The first book I read was one I'd heard of many times before: Quitter by Jon Acuff. The tag line of Quitter is "Closing the gap between your day job and your dream job."
While I don't have a day job and I'm already working toward my dream job, I found the book interesting, catchy, and valuable for many reasons. One topic leaped out at me though, above all the rest.
Jon talks about a crucial step in closing the gap between your day job and your dream job, and ultimately achieving success in your life.
Before you can be successful, you have to DEFINE what success means to you.
He says: "You have to define your Enough."
What is enough money?
What is enough travel?
What is enough?
If we don't intentionally and specifically identify what enough is to us, and what our version of success is, it's like chasing a moving target.
We think we'll feel successful at the end of the year if we have a good year, but unless there is a quantifiable criteria to judge our success against, it's an allusive feeling. One we will never catch because we could have always made more. Sold more. Done more.

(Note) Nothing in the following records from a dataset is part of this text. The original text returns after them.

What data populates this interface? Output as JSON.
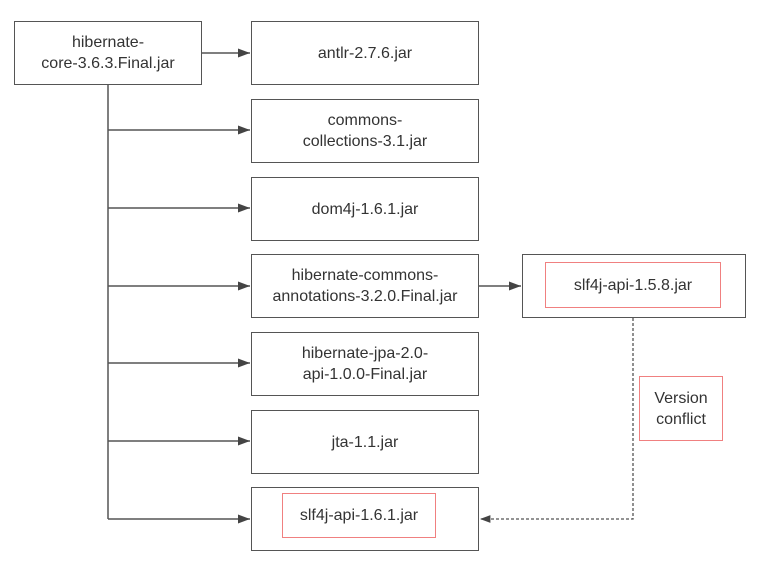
{
  "root": {
    "label_line1": "hibernate-",
    "label_line2": "core-3.6.3.Final.jar"
  },
  "dependencies": [
    {
      "line1": "antlr-2.7.6.jar",
      "line2": ""
    },
    {
      "line1": "commons-",
      "line2": "collections-3.1.jar"
    },
    {
      "line1": "dom4j-1.6.1.jar",
      "line2": ""
    },
    {
      "line1": "hibernate-commons-",
      "line2": "annotations-3.2.0.Final.jar"
    },
    {
      "line1": "hibernate-jpa-2.0-",
      "line2": "api-1.0.0-Final.jar"
    },
    {
      "line1": "jta-1.1.jar",
      "line2": ""
    },
    {
      "line1": "slf4j-api-1.6.1.jar",
      "line2": "",
      "highlighted": true
    }
  ],
  "transitive": {
    "label": "slf4j-api-1.5.8.jar",
    "highlighted": true
  },
  "conflict_note": {
    "line1": "Version",
    "line2": "conflict"
  },
  "colors": {
    "line": "#555555",
    "highlight": "#f08080",
    "text": "#333333"
  }
}
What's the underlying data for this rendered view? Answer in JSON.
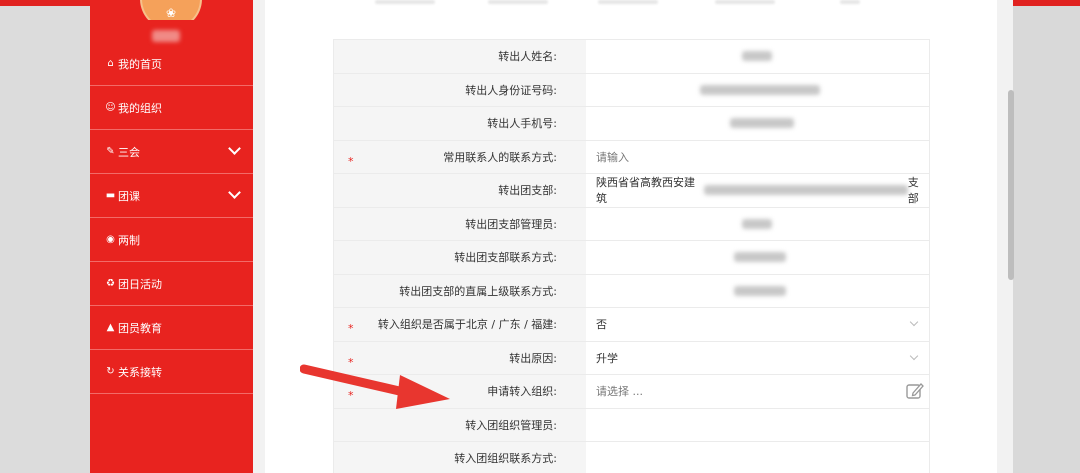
{
  "sidebar": {
    "items": [
      {
        "icon": "home-icon",
        "glyph": "⌂",
        "label": "我的首页",
        "expandable": false
      },
      {
        "icon": "users-icon",
        "glyph": "☺",
        "label": "我的组织",
        "expandable": false
      },
      {
        "icon": "edit-square-icon",
        "glyph": "✎",
        "label": "三会",
        "expandable": true
      },
      {
        "icon": "folder-icon",
        "glyph": "▬",
        "label": "团课",
        "expandable": true
      },
      {
        "icon": "target-icon",
        "glyph": "◉",
        "label": "两制",
        "expandable": false
      },
      {
        "icon": "recycle-icon",
        "glyph": "♻",
        "label": "团日活动",
        "expandable": false
      },
      {
        "icon": "graduation-cap-icon",
        "glyph": "▲",
        "label": "团员教育",
        "expandable": false
      },
      {
        "icon": "refresh-icon",
        "glyph": "↻",
        "label": "关系接转",
        "expandable": false
      }
    ]
  },
  "form": {
    "rows": [
      {
        "label": "转出人姓名:",
        "required": false
      },
      {
        "label": "转出人身份证号码:",
        "required": false
      },
      {
        "label": "转出人手机号:",
        "required": false
      },
      {
        "label": "常用联系人的联系方式:",
        "required": true,
        "placeholder": "请输入"
      },
      {
        "label": "转出团支部:",
        "required": false,
        "value": "陕西省省高教西安建筑",
        "suffix": "支部"
      },
      {
        "label": "转出团支部管理员:",
        "required": false
      },
      {
        "label": "转出团支部联系方式:",
        "required": false
      },
      {
        "label": "转出团支部的直属上级联系方式:",
        "required": false
      },
      {
        "label": "转入组织是否属于北京 / 广东 / 福建:",
        "required": true,
        "value": "否"
      },
      {
        "label": "转出原因:",
        "required": true,
        "value": "升学"
      },
      {
        "label": "申请转入组织:",
        "required": true,
        "placeholder": "请选择 ..."
      },
      {
        "label": "转入团组织管理员:",
        "required": false
      },
      {
        "label": "转入团组织联系方式:",
        "required": false
      }
    ],
    "required_mark": "*"
  },
  "colors": {
    "brand_red": "#e8231f",
    "label_bg": "#f5f5f5",
    "arrow_red": "#e8362f"
  }
}
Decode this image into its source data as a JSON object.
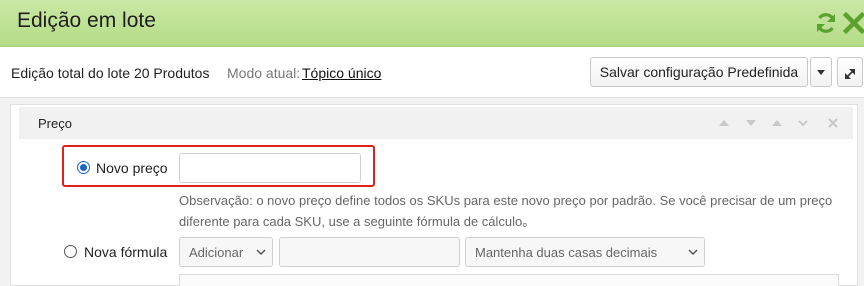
{
  "header": {
    "title": "Edição em lote"
  },
  "toolbar": {
    "summary": "Edição total do lote 20 Produtos",
    "mode_label": "Modo atual:",
    "mode_value": "Tópico único",
    "save_button": "Salvar configuração Predefinida"
  },
  "panel": {
    "title": "Preço",
    "option_new_price": "Novo preço",
    "new_price_value": "",
    "note": "Observação: o novo preço define todos os SKUs para este novo preço por padrão. Se você precisar de um preço diferente para cada SKU, use a seguinte fórmula de cálculo。",
    "option_new_formula": "Nova fórmula",
    "formula_operation": "Adicionar",
    "formula_value": "",
    "formula_rounding": "Mantenha duas casas decimais"
  },
  "colors": {
    "header": "#b3dc85",
    "accent_green": "#5aa12e",
    "highlight": "#e0211a",
    "radio": "#1b65c9"
  },
  "icons": [
    "refresh-icon",
    "close-icon",
    "caret-down-icon",
    "collapse-icon",
    "chevron-up-icon",
    "chevron-down-icon",
    "arrow-up-icon",
    "close-small-icon"
  ]
}
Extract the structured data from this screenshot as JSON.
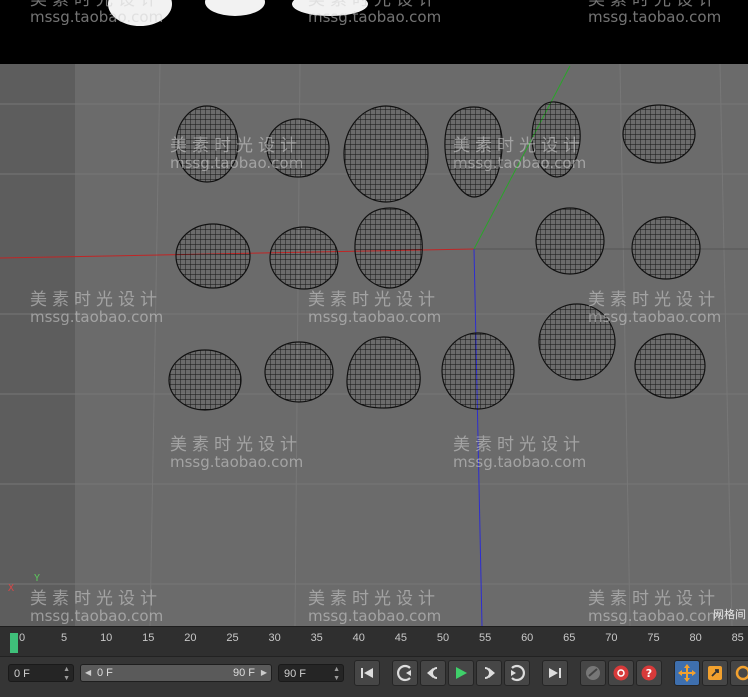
{
  "watermark": {
    "cn": "美素时光设计",
    "en": "mssg.taobao.com"
  },
  "viewport": {
    "corner_label": "网格间",
    "axis_x": "X",
    "axis_y": "Y",
    "grid_color": "#7a7a7a",
    "bg_color": "#6b6b6b",
    "x_axis_color": "#c02525",
    "y_axis_color": "#2aa42a",
    "z_axis_color": "#2d2dd0"
  },
  "timeline": {
    "ticks": [
      "0",
      "5",
      "10",
      "15",
      "20",
      "25",
      "30",
      "35",
      "40",
      "45",
      "50",
      "55",
      "60",
      "65",
      "70",
      "75",
      "80",
      "85"
    ],
    "current_frame": 0,
    "playhead_color": "#3fc07a"
  },
  "controls": {
    "current_frame_field": "0 F",
    "range_start": "0 F",
    "range_end": "90 F",
    "max_frame_field": "90 F",
    "buttons": [
      "go-to-start-icon",
      "previous-key-icon",
      "previous-frame-icon",
      "play-icon",
      "next-frame-icon",
      "next-key-icon",
      "go-to-end-icon",
      "record-keys-icon",
      "autokey-icon",
      "keyframe-selection-icon",
      "move-key-icon",
      "scale-key-icon",
      "rotate-key-icon"
    ]
  }
}
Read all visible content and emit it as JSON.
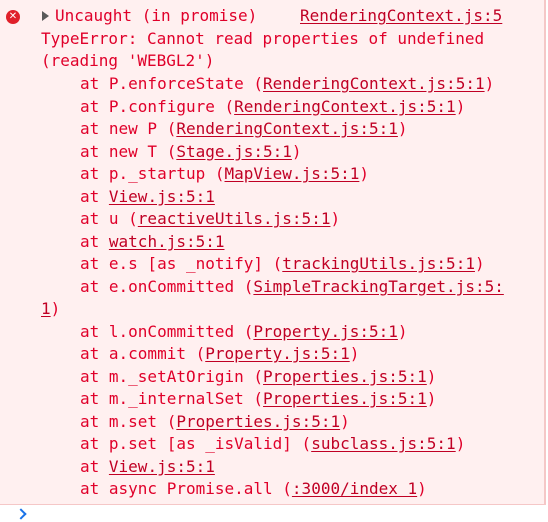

While this concept is CRUCIAL in business, I think it's also equally important in our daily lives.
What is your version of enough?
If we don't pinpoint what is considered ENOUGH to us, we risk the inevitable nagging feeling of disappointment, and the ever-present feeling of almost being successful but not quite.
That grade wasn't quite good enough.
That meal wasn't quite good enough.
Our house isn't decorated well enough.
Our cars aren't good enough.
There is always more, and there is always better. If we don't quantify what is enough to us, we'll always be looking at what we don't have, and feeling like we haven't got enough.
One of my personal challenges this month is to actively ask myself: what is my version of success? What is my version of Enough? I need to do this both for my business and for my personal life.
Only when I've done that, can I begin to see the possibility or the probability of achieving that success. Of finally having enough.